While Xi has spoken with Putin and Macron since the invasion began, he hasn’t spoken with U.S. President Joe Biden or U.K. Prime Minister Boris Johnson, the remaining two permanent members of the UN Security Council. He also hasn’t talked with Ukrainian President Volodymyr Zelenskiy, although foreign ministers from the two countries have spoken.

China’s strong ties with Ukraine — including its status as the country’s second-largest trading partner behind the EU in 2020 — have led some in Europe including Ukrainian Foreign Minister Dmytro Kuleba to urge Beijing to mediate. Moscow’s dependence on Beijing to offset sanctions appears to give Xi a bit of leverage: Putin opened talks with Zelenskiy shortly after the Chinese and Russian leaders spoke, though they went nowhere.

China as Mediator?

China hasn’t yet embraced a mediation role in the crisis, which carries both risk and rewards. “Beijing will not want to increase its exposure to the conflict, and its view of the U.S. and NATO as adversaries will prevent it from aligning positions with the West,” said Helena Legarda, lead analyst at the Berlin-based Mercator Institute for China Studies.

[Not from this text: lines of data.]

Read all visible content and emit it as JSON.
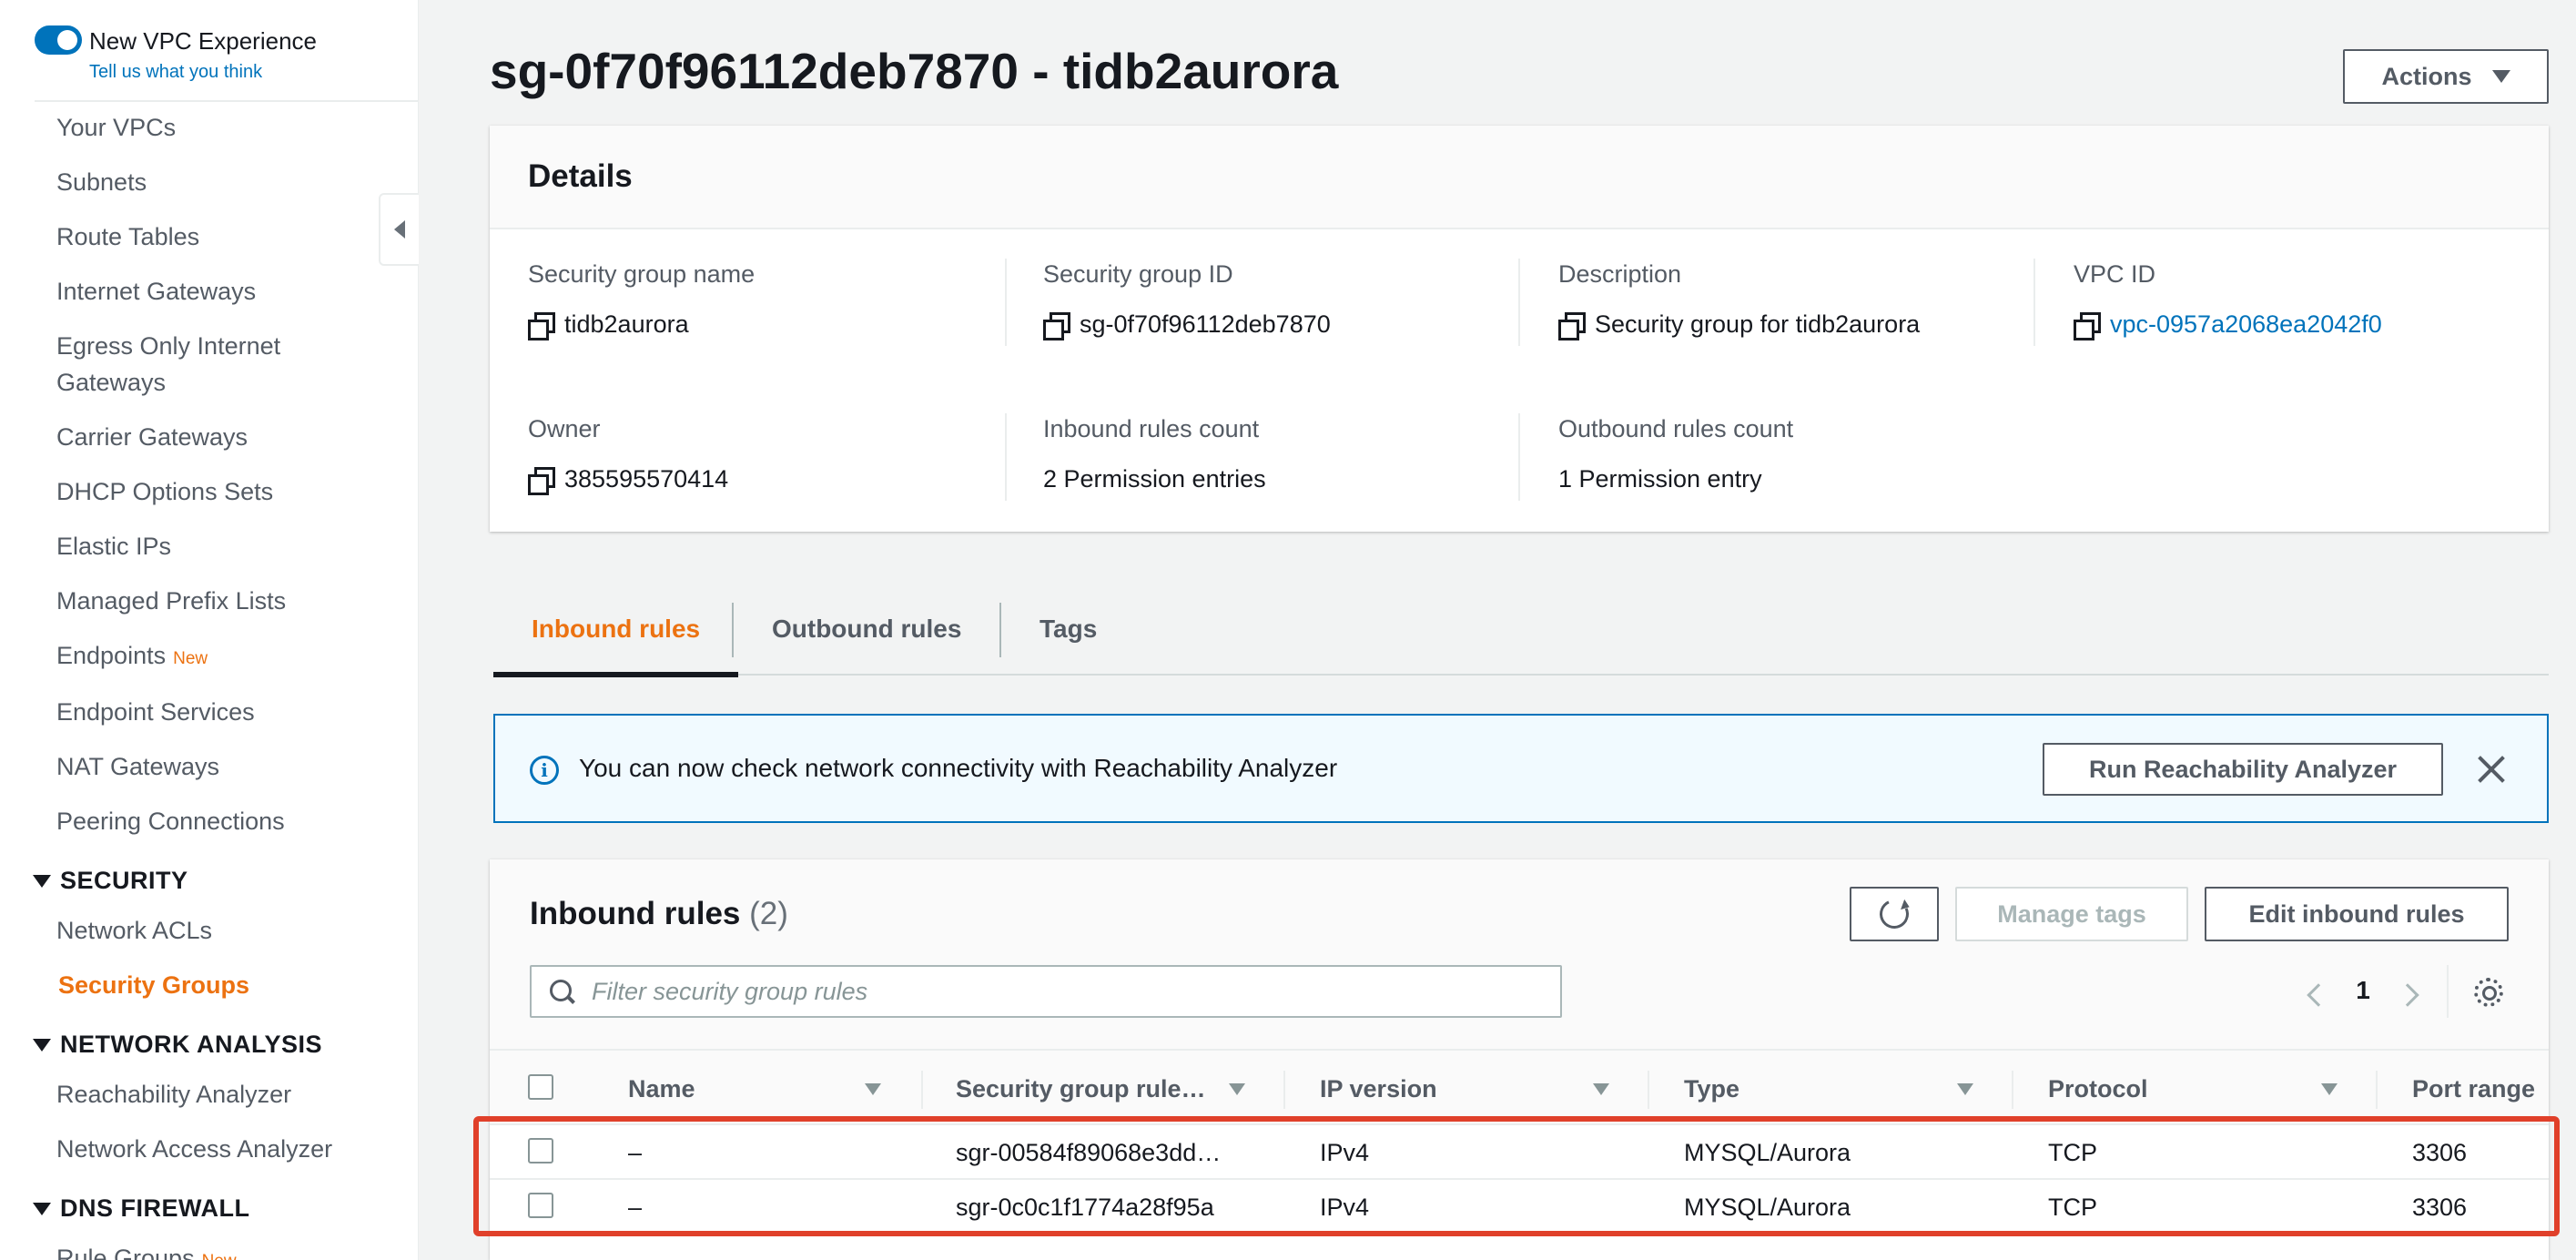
{
  "sidebar": {
    "toggle_label": "New VPC Experience",
    "toggle_feedback": "Tell us what you think",
    "items": [
      {
        "label": "Your VPCs"
      },
      {
        "label": "Subnets"
      },
      {
        "label": "Route Tables"
      },
      {
        "label": "Internet Gateways"
      },
      {
        "label": "Egress Only Internet Gateways"
      },
      {
        "label": "Carrier Gateways"
      },
      {
        "label": "DHCP Options Sets"
      },
      {
        "label": "Elastic IPs"
      },
      {
        "label": "Managed Prefix Lists"
      },
      {
        "label": "Endpoints",
        "badge": "New"
      },
      {
        "label": "Endpoint Services"
      },
      {
        "label": "NAT Gateways"
      },
      {
        "label": "Peering Connections"
      }
    ],
    "sections": {
      "security": {
        "title": "SECURITY",
        "items": [
          {
            "label": "Network ACLs"
          },
          {
            "label": "Security Groups"
          }
        ]
      },
      "network_analysis": {
        "title": "NETWORK ANALYSIS",
        "items": [
          {
            "label": "Reachability Analyzer"
          },
          {
            "label": "Network Access Analyzer"
          }
        ]
      },
      "dns_firewall": {
        "title": "DNS FIREWALL",
        "items": [
          {
            "label": "Rule Groups",
            "badge": "New"
          }
        ]
      }
    }
  },
  "page": {
    "title": "sg-0f70f96112deb7870 - tidb2aurora",
    "actions_label": "Actions"
  },
  "details": {
    "title": "Details",
    "fields": {
      "sg_name": {
        "label": "Security group name",
        "value": "tidb2aurora"
      },
      "sg_id": {
        "label": "Security group ID",
        "value": "sg-0f70f96112deb7870"
      },
      "description": {
        "label": "Description",
        "value": "Security group for tidb2aurora"
      },
      "vpc_id": {
        "label": "VPC ID",
        "value": "vpc-0957a2068ea2042f0"
      },
      "owner": {
        "label": "Owner",
        "value": "385595570414"
      },
      "inbound_count": {
        "label": "Inbound rules count",
        "value": "2 Permission entries"
      },
      "outbound_count": {
        "label": "Outbound rules count",
        "value": "1 Permission entry"
      }
    }
  },
  "tabs": [
    {
      "label": "Inbound rules",
      "active": true
    },
    {
      "label": "Outbound rules",
      "active": false
    },
    {
      "label": "Tags",
      "active": false
    }
  ],
  "alert": {
    "text": "You can now check network connectivity with Reachability Analyzer",
    "button_label": "Run Reachability Analyzer"
  },
  "rules": {
    "title": "Inbound rules",
    "count": "(2)",
    "manage_tags_label": "Manage tags",
    "edit_label": "Edit inbound rules",
    "filter_placeholder": "Filter security group rules",
    "page_number": "1",
    "columns": [
      "Name",
      "Security group rule…",
      "IP version",
      "Type",
      "Protocol",
      "Port range"
    ],
    "rows": [
      {
        "name": "–",
        "rule_id": "sgr-00584f89068e3dd…",
        "ip_version": "IPv4",
        "type": "MYSQL/Aurora",
        "protocol": "TCP",
        "port_range": "3306"
      },
      {
        "name": "–",
        "rule_id": "sgr-0c0c1f1774a28f95a",
        "ip_version": "IPv4",
        "type": "MYSQL/Aurora",
        "protocol": "TCP",
        "port_range": "3306"
      }
    ]
  },
  "colors": {
    "accent": "#ec7211",
    "link": "#0073bb",
    "highlight_annotation": "#e0402a"
  }
}
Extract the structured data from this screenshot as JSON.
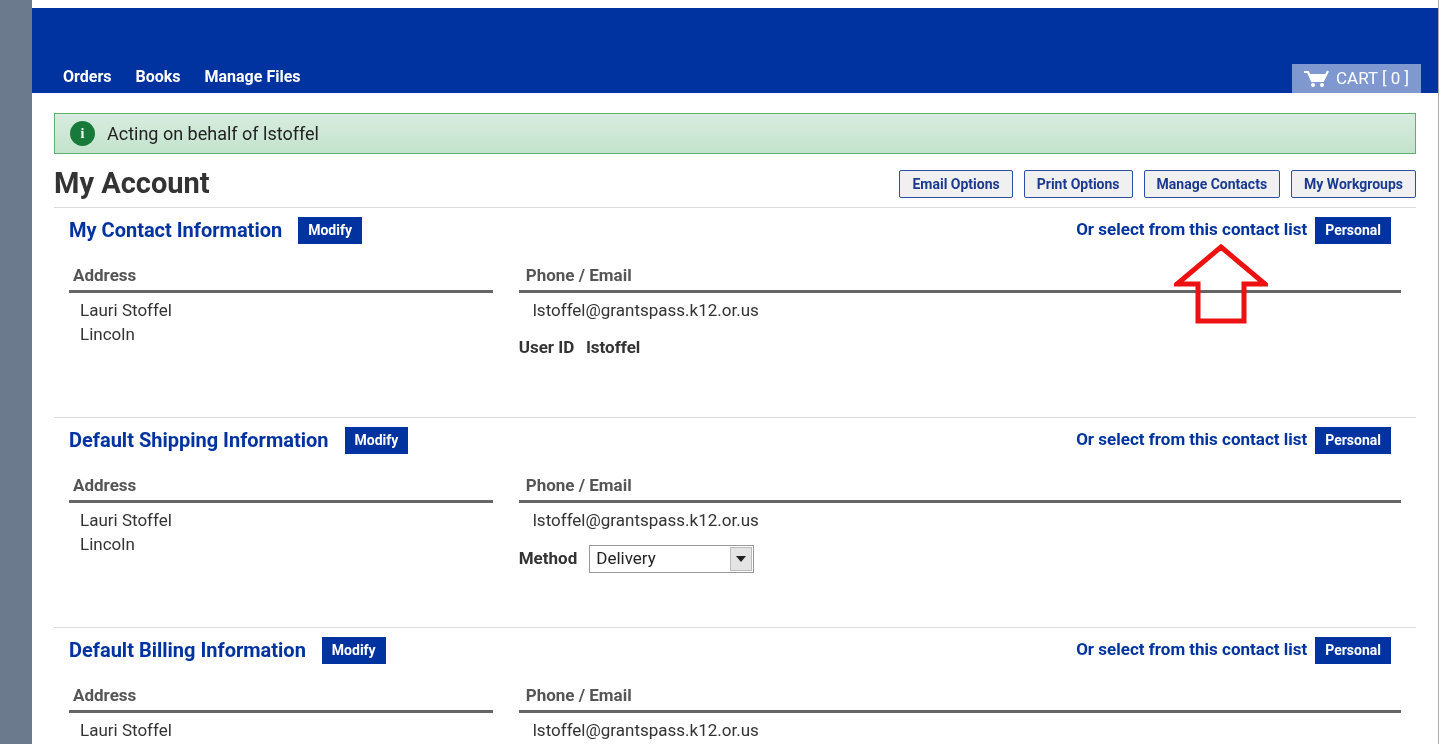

Successful negotiations, however, could improve views of China as a responsible global leader, while failure could further entangle it in the centuries-old security disputes of Europe.

Instead, Xi told Macron and Scholz that China supported “an equal-footed” security dialogue between the EU, Russia, the U.S. and NATO, a framework that emphasized Brussels’s autonomy from Washington. China has sought return to the Minsk agreements that helped ease the first flareup in fighting between Russia and Ukraine, a process that excluded the U.S.

“It’s not in the Chinese interest to have the EU and the United States get too close together, and the longer this war lasts, the closer the EU and the U.S. will move,” said Wolfgang Roehr, a former German diplomat in China and senior research fellow at the German Studies Centre at Tongji University in Shanghai. “I don’t think that’s in China’s interest, and the Europeans know that.”